Desde os anos 1980, o Brasil vem passando por uma transição demográfica, em que as taxas de fecundidade caíram e a expectativa de vida aumentou, explica a pesquisadora da Escola Nacional de Ciências Estatísticas do IBGE, Sonoê Sugahara, uma das palestrantes do evento. Com isso, há mais pessoas se aposentando e menos jovens ingressando no mercado de trabalho.

Sugahara aponta que o envelhecimento no Brasil acontece em um ritmo mais acelerado. “Os europeus tiveram entre 30 e 40 anos para se adaptar ao salto de 10% para 20% de idosos na população. Nós vamos ter esta mesma alteração em apenas 20 anos”, explica.

O envelhecimento populacional é um desafio para o sistema de previdência brasileiro

Previdência

A mudança demográfica traz desafios para os sistemas de previdência e assistência social. Segundo Sugahara, o modelo brasileiro de previdência é de repartição, ou seja, o que um contribuinte paga é usado na aposentadoria de outro.

Há também o modelo de capitalização, como ocorre na previdência privada, em que a pessoa contribui um valor mensal para ser retirado posteriormente. “No sistema brasileiro, se há mais aposentados que pessoas contribuindo, temos um problema”, afirma Sugahara.

A pesquisadora defende uma reforma previdenciária que, entre outras coisas, determine uma idade mínima para aposentadoria: “Isso já existe no setor público, mas no privado é somente por tempo de trabalho”.

Para ela, isso evitaria uma tendência, que se verifica desde os anos 80, de se aposentar mais cedo. “Além de pararem de trabalhar cada vez mais jovens, as pessoas seguem trabalhando depois da aposentadoria”, justifica.

Construindo pontes

Além de tratar da questão do envelhecimento populacional e da mobilidade, o objetivo do 2° Diálogo Brasil-Alemanha de Ciência, Pesquisa e Inovação, é construir pontes entre cientistas e instituições brasileiras e alemãs.

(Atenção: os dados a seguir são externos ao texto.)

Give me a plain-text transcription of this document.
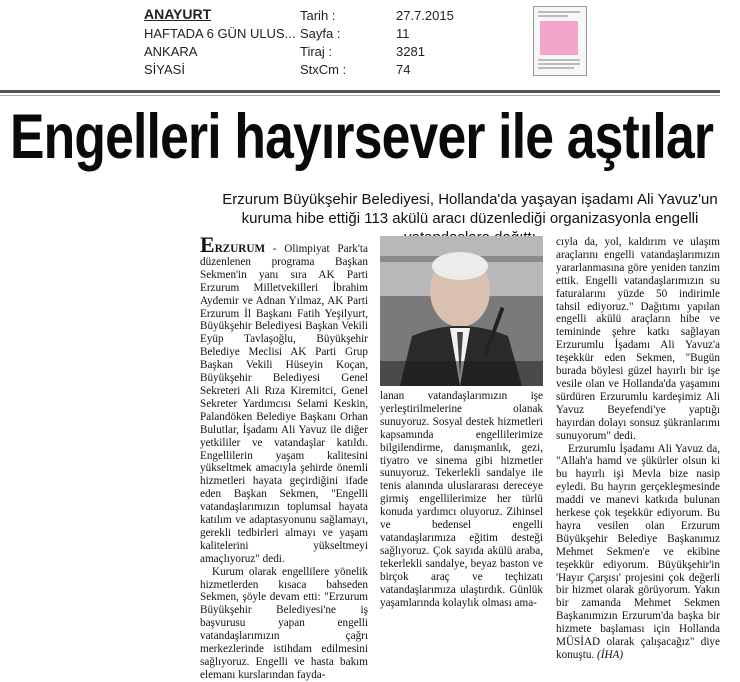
ANAYURT
HAFTADA 6 GÜN ULUS...
ANKARA
SİYASİ
Tarih :
Sayfa :
Tiraj :
StxCm :
27.7.2015
11
3281
74
Engelleri hayırsever ile aştılar
Erzurum Büyükşehir Belediyesi, Hollanda'da yaşayan işadamı Ali Yavuz'un kuruma hibe ettiği 113 akülü aracı düzenlediği organizasyonla engelli

ERZURUM - Olimpiyat Park'ta düzenlenen programa Başkan Sekmen'in yanı sıra AK Parti Erzurum Milletvekilleri İbrahim Aydemir ve Adnan Yılmaz, AK Parti Erzurum İl Başkanı Fatih Yeşilyurt, Büyükşehir Belediyesi Başkan Vekili Eyüp Tavlaşoğlu, Büyükşehir Belediye Meclisi AK Parti Grup Başkan Vekili Hüseyin Koçan, Büyükşehir Belediyesi Genel Sekreteri Ali Rıza Kiremitci, Genel Sekreter Yardımcısı Selami Keskin, Palandöken Belediye Başkanı Orhan Bulutlar, İşadamı Ali Yavuz ile diğer yetkililer ve vatandaşlar katıldı. Engellilerin yaşam kalitesini yükseltmek amacıyla şehirde önemli hizmetleri hayata geçirdiğini ifade eden Başkan Sekmen, "Engelli vatandaşlarımızın toplumsal hayata katılım ve adaptasyonunu sağlamayı, gerekli tedbirleri almayı ve yaşam kalitelerini yükseltmeyi amaçlıyoruz" dedi.

Kurum olarak engellilere yönelik hizmetlerden kısaca bahseden Sekmen, şöyle devam etti: "Erzurum Büyükşehir Belediyesi'ne iş başvurusu yapan engelli vatandaşlarımızın çağrı merkezlerinde istihdam edilmesini sağlıyoruz. Engelli ve hasta bakım elemanı kurslarından fayda-

lanan vatandaşlarımızın işe yerleştirilmelerine olanak sunuyoruz. Sosyal destek hizmetleri kapsamında engellilerimize bilgilendirme, danışmanlık, gezi, tiyatro ve sinema gibi hizmetler sunuyoruz. Tekerlekli sandalye ile tenis alanında uluslararası dereceye girmiş engellilerimize her türlü konuda yardımcı oluyoruz. Zihinsel ve bedensel engelli vatandaşlarımıza eğitim desteği sağlıyoruz. Çok sayıda akülü araba, tekerlekli sandalye, beyaz baston ve birçok araç ve teçhizatı vatandaşlarımıza ulaştırdık. Günlük yaşamlarında kolaylık olması ama-

cıyla da, yol, kaldırım ve ulaşım araçlarını engelli vatandaşlarımızın yararlanmasına göre yeniden tanzim ettik. Engelli vatandaşlarımızın su faturalarını yüzde 50 indirimle tahsil ediyoruz." Dağıtımı yapılan engelli akülü araçların hibe ve temininde şehre katkı sağlayan Erzurumlu İşadamı Ali Yavuz'a teşekkür eden Sekmen, "Bugün burada böylesi güzel hayırlı bir işe vesile olan ve Hollanda'da yaşamını sürdüren Erzurumlu kardeşimiz Ali Yavuz Beyefendi'ye yaptığı hayırdan dolayı sonsuz şükranlarımı sunuyorum" dedi.

Erzurumlu İşadamı Ali Yavuz da, "Allah'a hamd ve şükürler olsun ki bu hayırlı işi Mevla bize nasip eyledi. Bu hayrın gerçekleşmesinde maddi ve manevi katkıda bulunan herkese çok teşekkür ediyorum. Bu hayra vesilen olan Erzurum Büyükşehir Belediye Başkanımız Mehmet Sekmen'e ve ekibine teşekkür ediyorum. Büyükşehir'in 'Hayır Çarşısı' projesini çok değerli bir hizmet olarak görüyorum. Yakın bir zamanda Mehmet Sekmen Başkanımızın Erzurum'da başka bir hizmete başlaması için Hollanda MÜSİAD olarak çalışacağız" diye konuştu. (İHA)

“Os especialistas se conhecem e podem criar relações acadêmicas de longo prazo e projetos de pesquisa conjuntos”, afirma Weichert.

Com o título “Transformação social – Desafios da Ciência e da Pesquisa”, o evento é organizado pelo DWIH–SP e faz parte do Ano Alemanha + Brasil 2013/14, que promove atividades até maio de 2014.